DE CHARYBDE EN SCYLLA

14 juillet 2012

« De Charybde en Scylla », c’est le titre éloquent d’un documentaire réalisé en Serbie à l’initiative du délégué général aux droits de l’enfant, Bernard De Vos.

Tout commence en septembre 2011. Bernard De Vos se préoccupe du sort de la quarantaine de Roms qui vivent place Gaucheret à Schaerbeek, dans des conditions inhumaines. Parmi eux, une famille de sept personnes dont cinq enfants. L’aînée, Sunita, est polyhandicapée. Elle mourra peu après leur retour en Serbie. Le cas de cette famille illustre les arcanes de la réglementation européenne en matière d’asile. Elle fait une première demande d’asile en France, rentre en Serbie puis reprend une nouvelle fois la route à destination de la Belgique où elle demande également à bénéficier du statut de réfugié. Or, un seul état membre de l’Union européenne est responsable de l’examen de la demande, c’est ce que prévoit le règlement de Dublin. La famille attend qu’une décision soit prise puis, de guerre lasse, accepte un retour volontaire ou plutôt un « retour volontairement contraint  », pour reprendre les mots du conseiller en communication du délégué, David Lallemand.

En mai 2012, Bernard De Vos retrouve la famille de Sunita en Serbie, au cimetière d’abord, où il se recueille devant la tombe de la fillette, puis dans le camp où la famille vit dans des conditions indescriptibles, sans eau potable, sans électricité et sans égout, le plus souvent. « C’est la misère pour les Roms, il n’y a aucune issue, dit un vieux monsieur, quand on part à l’étranger et qu’on revient, la police nous demande pourquoi on est parti . » Pourquoi les Roms partent-ils ? Parce qu’ils sont victimes de discriminations, tout simplement. A Belgrade, Bernard De Vos rencontre son homologue serbe, Tamara Luksic qui lui signale notamment «  qu’environ 80% des familles roms craignent que leurs enfants ne soient pas bien acceptés dans les écoles par leurs pairs et qu’il arrive que ces enfants souffrent de discrimination et d’intolérance de la part du groupe. »
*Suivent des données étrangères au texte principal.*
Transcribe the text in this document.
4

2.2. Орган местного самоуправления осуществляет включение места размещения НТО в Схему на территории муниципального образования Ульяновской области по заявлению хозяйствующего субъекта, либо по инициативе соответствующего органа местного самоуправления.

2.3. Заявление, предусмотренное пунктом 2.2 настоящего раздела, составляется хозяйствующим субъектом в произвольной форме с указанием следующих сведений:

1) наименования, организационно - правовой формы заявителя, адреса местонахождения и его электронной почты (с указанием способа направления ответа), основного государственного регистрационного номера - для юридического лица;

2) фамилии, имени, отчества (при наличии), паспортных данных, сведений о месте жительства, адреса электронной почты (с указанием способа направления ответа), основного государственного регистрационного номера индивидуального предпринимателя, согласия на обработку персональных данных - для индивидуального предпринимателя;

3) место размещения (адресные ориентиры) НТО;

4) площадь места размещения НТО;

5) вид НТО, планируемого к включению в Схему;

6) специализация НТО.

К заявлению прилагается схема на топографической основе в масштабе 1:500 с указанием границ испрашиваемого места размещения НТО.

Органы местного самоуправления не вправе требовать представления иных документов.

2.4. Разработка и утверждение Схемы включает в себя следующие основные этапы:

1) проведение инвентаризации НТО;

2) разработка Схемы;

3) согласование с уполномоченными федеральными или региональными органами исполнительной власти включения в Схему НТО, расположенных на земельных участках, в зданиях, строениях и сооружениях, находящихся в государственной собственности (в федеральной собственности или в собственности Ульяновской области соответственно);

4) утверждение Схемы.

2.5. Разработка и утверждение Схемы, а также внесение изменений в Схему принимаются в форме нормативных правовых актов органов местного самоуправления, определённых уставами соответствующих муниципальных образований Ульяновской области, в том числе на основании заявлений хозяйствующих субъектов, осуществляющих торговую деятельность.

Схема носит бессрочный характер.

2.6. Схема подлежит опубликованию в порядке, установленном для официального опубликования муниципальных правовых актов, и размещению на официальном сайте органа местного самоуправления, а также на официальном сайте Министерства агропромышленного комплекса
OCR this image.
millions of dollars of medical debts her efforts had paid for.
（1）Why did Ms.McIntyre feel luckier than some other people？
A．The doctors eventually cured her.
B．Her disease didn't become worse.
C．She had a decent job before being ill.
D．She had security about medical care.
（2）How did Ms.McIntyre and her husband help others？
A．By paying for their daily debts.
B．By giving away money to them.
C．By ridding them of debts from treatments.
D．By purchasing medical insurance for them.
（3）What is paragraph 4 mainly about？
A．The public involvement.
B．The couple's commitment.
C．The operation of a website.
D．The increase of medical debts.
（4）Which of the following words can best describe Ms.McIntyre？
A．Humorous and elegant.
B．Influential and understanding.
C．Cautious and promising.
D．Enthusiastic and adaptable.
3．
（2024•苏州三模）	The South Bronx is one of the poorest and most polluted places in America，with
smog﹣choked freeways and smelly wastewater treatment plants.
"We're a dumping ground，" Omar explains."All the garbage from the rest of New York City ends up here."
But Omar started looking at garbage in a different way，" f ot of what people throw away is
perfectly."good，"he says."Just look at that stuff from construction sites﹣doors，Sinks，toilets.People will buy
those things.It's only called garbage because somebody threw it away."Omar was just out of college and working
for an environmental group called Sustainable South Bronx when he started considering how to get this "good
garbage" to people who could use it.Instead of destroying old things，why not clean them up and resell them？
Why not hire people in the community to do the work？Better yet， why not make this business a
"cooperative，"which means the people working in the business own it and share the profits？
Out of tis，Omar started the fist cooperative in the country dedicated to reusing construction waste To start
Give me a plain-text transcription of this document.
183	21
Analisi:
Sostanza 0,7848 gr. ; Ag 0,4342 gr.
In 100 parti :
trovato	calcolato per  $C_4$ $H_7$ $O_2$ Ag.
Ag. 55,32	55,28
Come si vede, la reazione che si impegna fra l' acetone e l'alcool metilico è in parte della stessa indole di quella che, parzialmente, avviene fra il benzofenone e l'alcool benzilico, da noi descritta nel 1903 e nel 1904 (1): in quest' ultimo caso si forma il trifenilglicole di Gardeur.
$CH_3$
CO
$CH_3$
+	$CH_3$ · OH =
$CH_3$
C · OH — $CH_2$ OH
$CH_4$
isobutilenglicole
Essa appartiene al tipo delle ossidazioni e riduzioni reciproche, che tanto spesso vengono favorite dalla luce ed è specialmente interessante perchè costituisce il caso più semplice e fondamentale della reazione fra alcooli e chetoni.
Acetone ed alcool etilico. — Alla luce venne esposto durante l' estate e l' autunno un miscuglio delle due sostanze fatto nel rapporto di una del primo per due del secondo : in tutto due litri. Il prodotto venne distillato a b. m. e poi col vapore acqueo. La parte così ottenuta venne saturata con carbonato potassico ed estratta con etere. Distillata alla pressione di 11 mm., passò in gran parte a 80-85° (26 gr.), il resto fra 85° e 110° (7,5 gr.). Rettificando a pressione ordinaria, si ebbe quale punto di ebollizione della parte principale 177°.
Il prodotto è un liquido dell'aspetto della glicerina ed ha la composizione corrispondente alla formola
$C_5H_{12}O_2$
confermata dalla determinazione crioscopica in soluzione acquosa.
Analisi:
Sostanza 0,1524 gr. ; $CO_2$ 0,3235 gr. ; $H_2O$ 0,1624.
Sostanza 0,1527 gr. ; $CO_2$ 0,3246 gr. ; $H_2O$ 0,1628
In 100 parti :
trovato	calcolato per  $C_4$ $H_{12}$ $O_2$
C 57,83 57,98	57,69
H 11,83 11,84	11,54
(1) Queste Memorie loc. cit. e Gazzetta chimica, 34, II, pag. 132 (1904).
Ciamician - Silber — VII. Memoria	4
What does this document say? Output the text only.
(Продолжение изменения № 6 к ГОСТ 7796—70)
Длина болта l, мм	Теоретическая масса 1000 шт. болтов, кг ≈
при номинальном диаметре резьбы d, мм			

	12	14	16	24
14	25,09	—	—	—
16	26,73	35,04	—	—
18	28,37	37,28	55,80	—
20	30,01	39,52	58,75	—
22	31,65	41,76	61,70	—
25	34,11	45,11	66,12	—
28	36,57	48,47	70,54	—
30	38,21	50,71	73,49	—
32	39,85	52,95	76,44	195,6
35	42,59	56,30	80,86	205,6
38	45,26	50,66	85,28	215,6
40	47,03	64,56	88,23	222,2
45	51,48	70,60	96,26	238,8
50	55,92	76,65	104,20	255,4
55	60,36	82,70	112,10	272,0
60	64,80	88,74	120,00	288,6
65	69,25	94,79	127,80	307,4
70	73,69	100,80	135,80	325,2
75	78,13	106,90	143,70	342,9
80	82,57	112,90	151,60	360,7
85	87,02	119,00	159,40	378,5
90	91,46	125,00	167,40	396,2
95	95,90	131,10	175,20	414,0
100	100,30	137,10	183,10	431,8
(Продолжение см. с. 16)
Avant de demander l’asile en France, la famille de Sunita s’est rendue au Kosovo où elle a subi le même type de persécutions qu’en Serbie. Deux états qui figurent pourtant sur la liste de pays dits sûrs établie récemment par la Belgique et dont le moins que l’on puisse dire, c’est qu’ils ne sont pas sûrs pour tous leurs ressortissants. 

On ne peut que recommander aux responsables de l’asile en Belgique de visionner le documentaire « De Charybde en Scylla » sur le blog vidéo http://www.enlignedirecte.be/a-la-une/droits-des-roms-en-serbie/. Au travers du cas concret de la famille de Sunita, il fait état des persécutions, des violences et des discriminations dont sont victimes les Roms dans plusieurs états de l’Union européenne et montre la réalité quotidienne à laquelle ils sont confrontés, sans voyeurisme ni pathos. Un seule regret : on y voit plus le conseiller en communication que le délégué général aux droits de l’enfant lui-même. C’est pourtant à Bernard De Vos que je laisse les mots de la fin : « On peut dire qu’on a un peu honte pour notre pays de ne pas avoir pu faire plus pour eux ».